The Rangers have three veteran catchers in camp competing for the backup spot: Chris Gimenez, Bobby Wilson and Michael McKenry. Gimenez has the intangibles and works well with pitchers, McKenry gives the Rangers more firepower offensively, and Wilson is excellent defensively.
The wild card is Brett Nicholas, who has made a serious impression in camp.
The Rangers selected Nicholas as a catcher out of the University of Missouri in the sixth round of the 2010 Draft. He was moved to first base because of his offensive potential, but over the past two years has split time between there and catcher.
"I've always considered myself a catcher first and somebody who can play other positions," Nicholas said.
Nicholas, with the help of former Rangers catcher Geno Petralli, has made significant improvements defensively. He is also a left-handed hitter with power, a coveted commodity for a catcher.
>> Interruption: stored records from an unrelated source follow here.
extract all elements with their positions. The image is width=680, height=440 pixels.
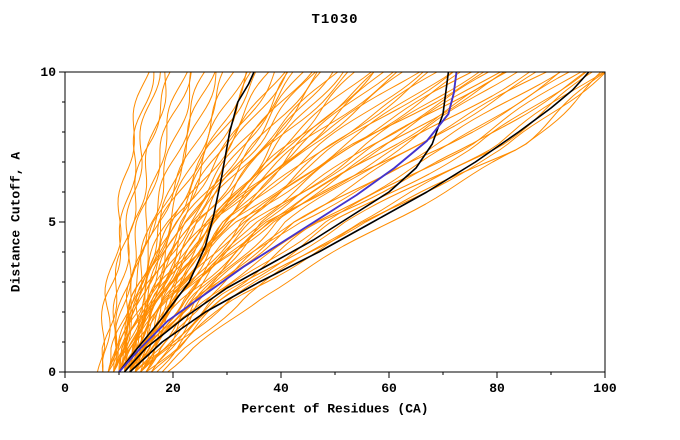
model-blue: [118, 72, 458, 372]
ensemble-curve: [123, 72, 235, 372]
ensemble-curve: [101, 72, 171, 372]
ensemble-curve: [107, 72, 349, 372]
x-tick-label: 0: [61, 381, 69, 396]
ensemble-curve: [150, 72, 518, 372]
ensemble-curve: [118, 72, 294, 372]
ensemble-curve: [140, 72, 505, 372]
y-tick-label: 0: [48, 365, 56, 380]
chart-title: T1030: [311, 12, 359, 28]
ensemble-curve: [107, 72, 224, 372]
ensemble-curve: [134, 72, 453, 372]
ensemble-curve: [151, 72, 587, 372]
ensemble-curve: [118, 72, 547, 372]
ensemble-curve: [129, 72, 247, 372]
ensemble-curve: [140, 72, 605, 372]
ensemble-curve: [134, 72, 604, 372]
ensemble-curve: [118, 72, 484, 372]
ensemble-curve: [156, 72, 561, 372]
ensemble-curve: [107, 72, 286, 372]
ensemble-curve: [129, 72, 288, 372]
ensemble-curve: [124, 72, 454, 372]
x-tick-label: 80: [489, 381, 505, 396]
ensemble-curve: [96, 72, 155, 372]
ensemble-curve: [107, 72, 161, 372]
x-tick-label: 60: [381, 381, 397, 396]
ensemble-curve: [124, 72, 570, 372]
model-black-3: [129, 72, 590, 372]
ensemble-curve: [167, 72, 602, 372]
x-axis-label: Percent of Residues (CA): [241, 401, 429, 417]
x-tick-label: 20: [165, 381, 181, 396]
ensemble-curve: [113, 72, 420, 372]
ensemble-curve: [113, 72, 313, 372]
ensemble-curve: [161, 72, 593, 372]
y-tick-label: 5: [48, 215, 56, 230]
curves-layer: [96, 72, 605, 372]
ensemble-curve: [129, 72, 507, 372]
ensemble-curve: [145, 72, 605, 372]
ensemble-curve: [129, 72, 586, 372]
ensemble-curve: [113, 72, 375, 372]
ensemble-curve: [113, 72, 248, 372]
ensemble-curve: [123, 72, 398, 372]
ensemble-curve: [107, 72, 192, 372]
ensemble-curve: [118, 72, 438, 372]
ensemble-curve: [118, 72, 275, 372]
x-tick-label: 100: [593, 381, 617, 396]
model-black-2: [123, 72, 450, 372]
ensemble-curve: [124, 72, 505, 372]
x-tick-label: 40: [273, 381, 289, 396]
ensemble-curve: [129, 72, 289, 372]
y-tick-label: 10: [40, 65, 56, 80]
ensemble-curve: [129, 72, 216, 372]
ensemble-curve: [118, 72, 394, 372]
ensemble-curve: [113, 72, 316, 372]
model-black-1: [118, 72, 255, 372]
ensemble-curve: [113, 72, 257, 372]
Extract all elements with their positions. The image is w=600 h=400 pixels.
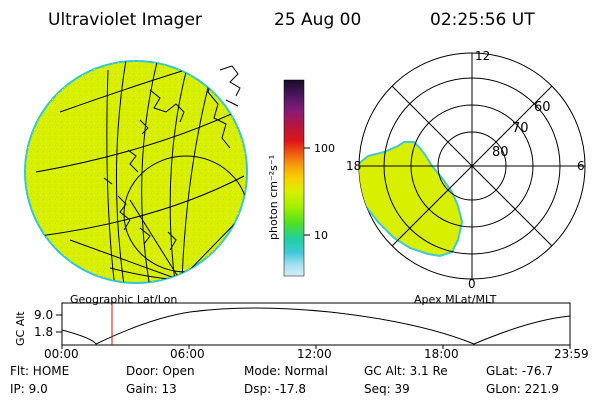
info-door: Door: Open	[126, 364, 195, 378]
colorbar-label-10: 10	[314, 229, 328, 242]
instrument-title: Ultraviolet Imager	[48, 10, 202, 30]
mlt-label-18: 18	[346, 159, 361, 173]
info-mode: Mode: Normal	[244, 364, 328, 378]
time-label: 02:25:56 UT	[430, 10, 535, 30]
mlt-label-12: 12	[475, 49, 490, 63]
info-panel: Flt: HOME Door: Open Mode: Normal GC Alt…	[10, 364, 559, 396]
date-label: 25 Aug 00	[274, 10, 361, 30]
altitude-ylabel: GC Alt	[14, 311, 27, 346]
xtick-label-1200: 12:00	[297, 347, 332, 361]
info-gain: Gain: 13	[126, 382, 177, 396]
colorbar-gradient	[283, 79, 305, 277]
altitude-curve	[62, 307, 570, 345]
xtick-label-1800: 18:00	[424, 347, 459, 361]
mlat-label-60: 60	[534, 100, 551, 115]
info-flight: Flt: HOME	[10, 364, 69, 378]
xtick-label-2359: 23:59	[554, 347, 589, 361]
ytick-label-1-8: 1.8	[34, 325, 53, 339]
magnetic-map: 12 18 6 0 60 70 80	[346, 49, 586, 291]
info-gc-alt: GC Alt: 3.1 Re	[364, 364, 448, 378]
mlt-label-6: 6	[577, 159, 585, 173]
colorbar-unit-label: photon cm⁻²s⁻¹	[267, 155, 280, 240]
outside-contours	[219, 65, 241, 107]
ytick-label-9: 9.0	[34, 308, 53, 322]
xtick-label-0600: 06:00	[170, 347, 205, 361]
mlt-label-0: 0	[468, 277, 476, 291]
image-speckle	[25, 61, 247, 283]
auroral-oval	[359, 141, 464, 258]
info-seq: Seq: 39	[364, 382, 410, 396]
colorbar-label-100: 100	[314, 142, 335, 155]
info-ip: IP: 9.0	[10, 382, 48, 396]
info-dsp: Dsp: -17.8	[244, 382, 306, 396]
altitude-plot-frame	[61, 302, 571, 346]
info-glat: GLat: -76.7	[486, 364, 553, 378]
mlat-label-70: 70	[512, 121, 529, 136]
magnetic-caption: Apex MLat/MLT	[414, 293, 497, 306]
geographic-map	[24, 60, 248, 284]
geographic-caption: Geographic Lat/Lon	[70, 293, 177, 306]
info-glon: GLon: 221.9	[486, 382, 559, 396]
xtick-label-0000: 00:00	[44, 347, 79, 361]
altitude-plot: 9.0 1.8 GC Alt 00:00 06:00 12:00 18:00 2…	[14, 302, 589, 361]
magnetic-grid	[359, 53, 585, 279]
colorbar: 100 10 photon cm⁻²s⁻¹	[267, 79, 335, 277]
mlat-label-80: 80	[492, 145, 509, 160]
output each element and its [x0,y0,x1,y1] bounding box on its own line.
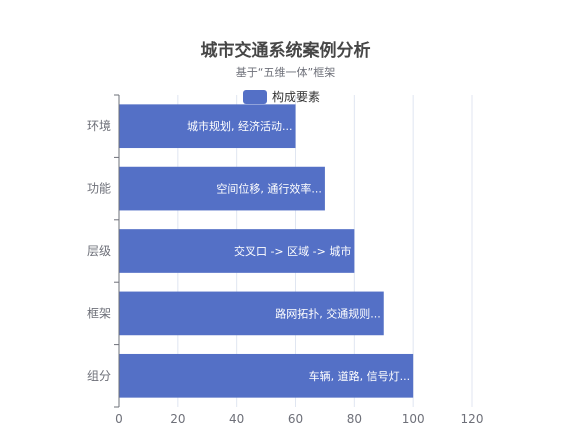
bar-data-label: 城市规划, 经济活动... [187,119,292,133]
y-category-label: 层级 [87,244,111,258]
bar [119,291,384,336]
bar-data-label: 路网拓扑, 交通规则... [275,306,380,320]
legend-swatch [243,89,267,104]
bar-data-label: 空间位移, 通行效率... [216,182,321,196]
y-category-label: 环境 [87,118,111,133]
bar-data-label: 车辆, 道路, 信号灯... [309,369,410,383]
legend-label: 构成要素 [272,90,321,104]
bar [119,353,414,398]
x-tick-label: 80 [347,412,362,426]
y-category-label: 框架 [87,306,111,320]
bar [119,229,355,273]
x-tick-label: 0 [115,412,123,426]
bar [119,166,325,211]
x-tick-label: 40 [229,412,244,426]
bar [119,104,296,149]
legend[interactable]: 构成要素 [243,88,320,105]
chart-title: 城市交通系统案例分析 [200,41,371,61]
x-tick-label: 120 [461,412,484,426]
x-tick-label: 60 [288,412,303,426]
x-tick-label: 100 [402,412,425,426]
chart-subtitle: 基于“五维一体”框架 [235,66,336,79]
x-tick-label: 20 [170,412,185,426]
y-category-label: 功能 [87,182,111,196]
bar-data-label: 交叉口 -> 区域 -> 城市 [234,244,351,258]
y-category-label: 组分 [87,369,111,383]
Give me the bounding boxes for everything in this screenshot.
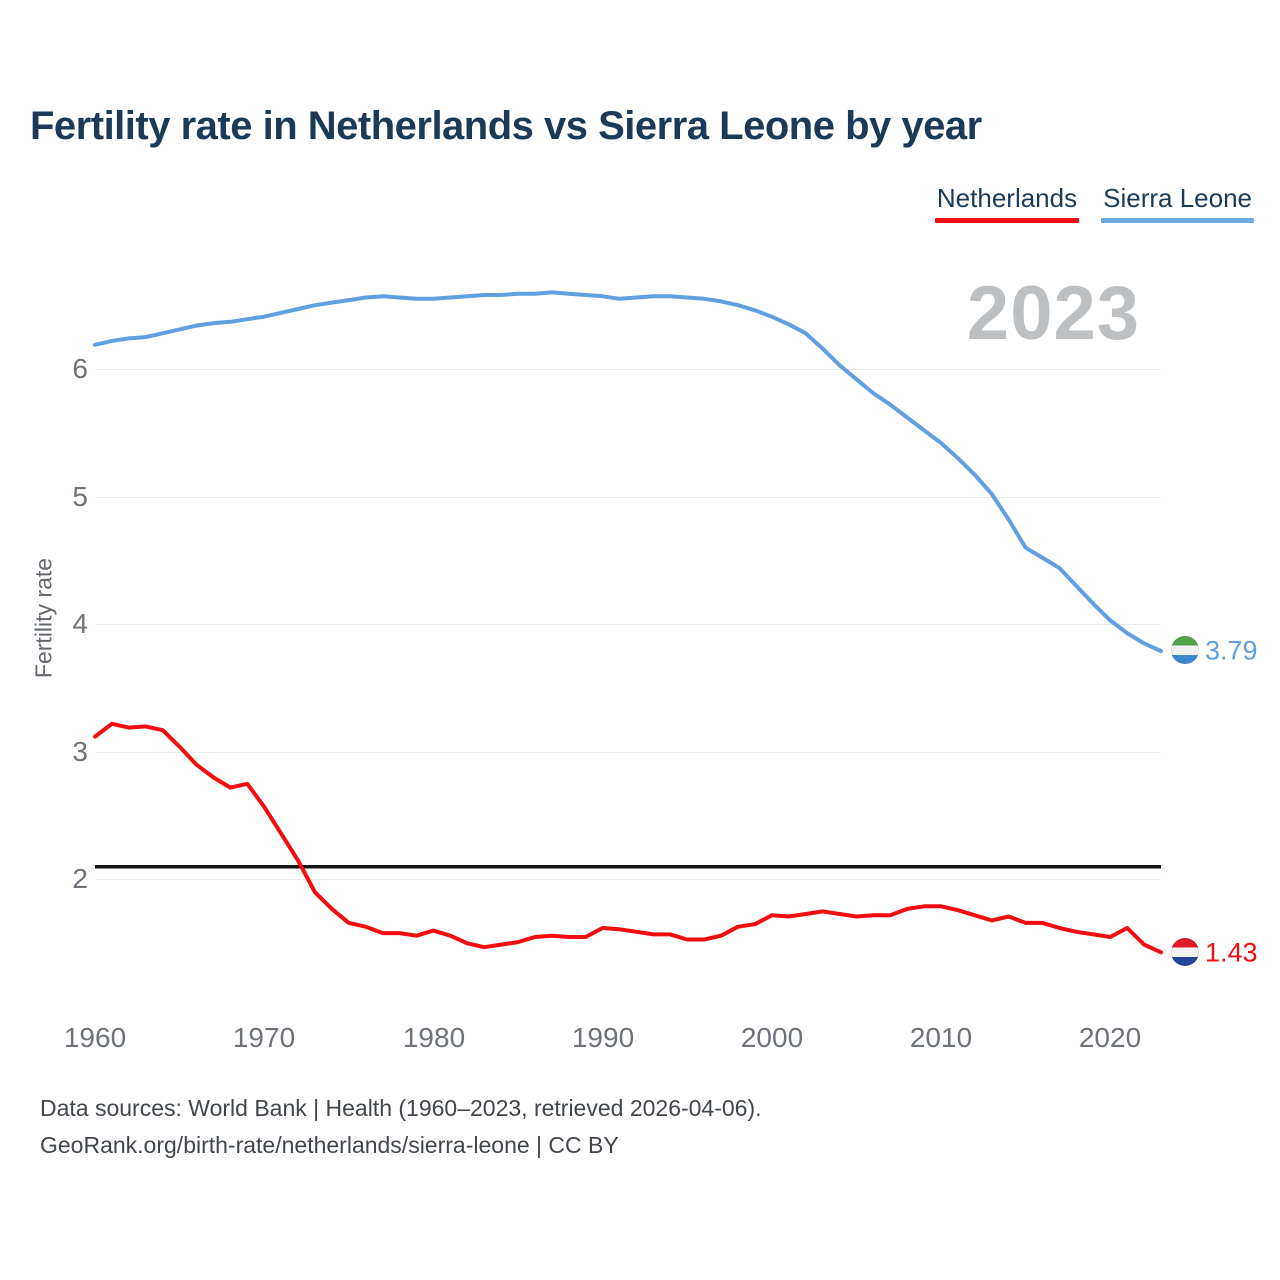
x-tick-2000: 2000: [740, 1022, 804, 1053]
gridline-6: [95, 369, 1161, 370]
page-title: Fertility rate in Netherlands vs Sierra …: [30, 104, 982, 148]
netherlands-line: [93, 721, 1163, 955]
gridline-3: [95, 752, 1161, 753]
gridline-4: [95, 624, 1161, 625]
x-tick-1960: 1960: [63, 1022, 127, 1053]
x-tick-2010: 2010: [909, 1022, 973, 1053]
x-tick-1970: 1970: [232, 1022, 296, 1053]
legend-underline-sierra-leone: [1101, 218, 1254, 223]
x-tick-1990: 1990: [571, 1022, 635, 1053]
legend-label-sierra-leone: Sierra Leone: [1103, 183, 1252, 213]
year-watermark: 2023: [966, 271, 1140, 356]
legend-underline-netherlands: [934, 218, 1080, 223]
netherlands-end-value: 1.43: [1205, 937, 1258, 968]
gridline-2: [95, 879, 1161, 880]
footer-sources-line: Data sources: World Bank | Health (1960–…: [40, 1095, 762, 1121]
netherlands-flag-icon: [1171, 938, 1199, 966]
y-tick-6: 6: [72, 353, 88, 384]
x-tick-1980: 1980: [402, 1022, 466, 1053]
y-tick-4: 4: [72, 608, 88, 639]
legend-label-netherlands: Netherlands: [936, 183, 1078, 213]
y-tick-5: 5: [72, 481, 88, 512]
sierra-leone-flag-icon: [1171, 636, 1199, 664]
y-tick-2: 2: [72, 863, 88, 894]
y-tick-3: 3: [72, 736, 88, 767]
legend-item-sierra-leone[interactable]: Sierra Leone: [1101, 183, 1254, 223]
legend: Netherlands Sierra Leone: [934, 183, 1254, 223]
gridline-5: [95, 497, 1161, 498]
footer: Data sources: World Bank | Health (1960–…: [40, 1090, 762, 1164]
x-tick-2020: 2020: [1078, 1022, 1142, 1053]
legend-item-netherlands[interactable]: Netherlands: [934, 183, 1080, 223]
sierra-leone-line: [93, 290, 1163, 654]
footer-attribution-line: GeoRank.org/birth-rate/netherlands/sierr…: [40, 1132, 619, 1158]
sierra-leone-end-value: 3.79: [1205, 635, 1258, 666]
"Nick has improved," Daniels said. "I give him a lot of credit. He has put his head down and gotten better year in and year out. He has earned the opportunity and made the most of it. We view him as a big league-capable catcher. There may have been a time where I wouldn't have said that, but he has made himself an option."
The backup catcher will play a crucial role for the Rangers. Chirinos is the starter, but the Rangers target him for 90-100 games.
"I think he is a better performer when given the appropriate number of days off," manager Jeff Banister said.
Gimenez and Wilson came up big for the Rangers down the stretch last year after Chirinos and Carlos Corporan went down with injuries. The Rangers were 25-7 with Gimenez starting behind the plate, and he joined Chirinos on the postseason roster.
Gimenez is currently on the 40-man roster with no options left. He would have to clear waivers before being sent to the Minors but could elect free agency. McKenry and Wilson are in camp on Minor League contracts but can also take free agency if not added to the Opening Day roster by a certain point.
"I think the last couple of weeks we're going to try and narrow it down and make decisions," Daniels said. "The first couple of weeks, guys were getting ready, getting their timing down and working on things. The last couple of weeks, we're going to start putting the ballclub together and see how the pieces fit."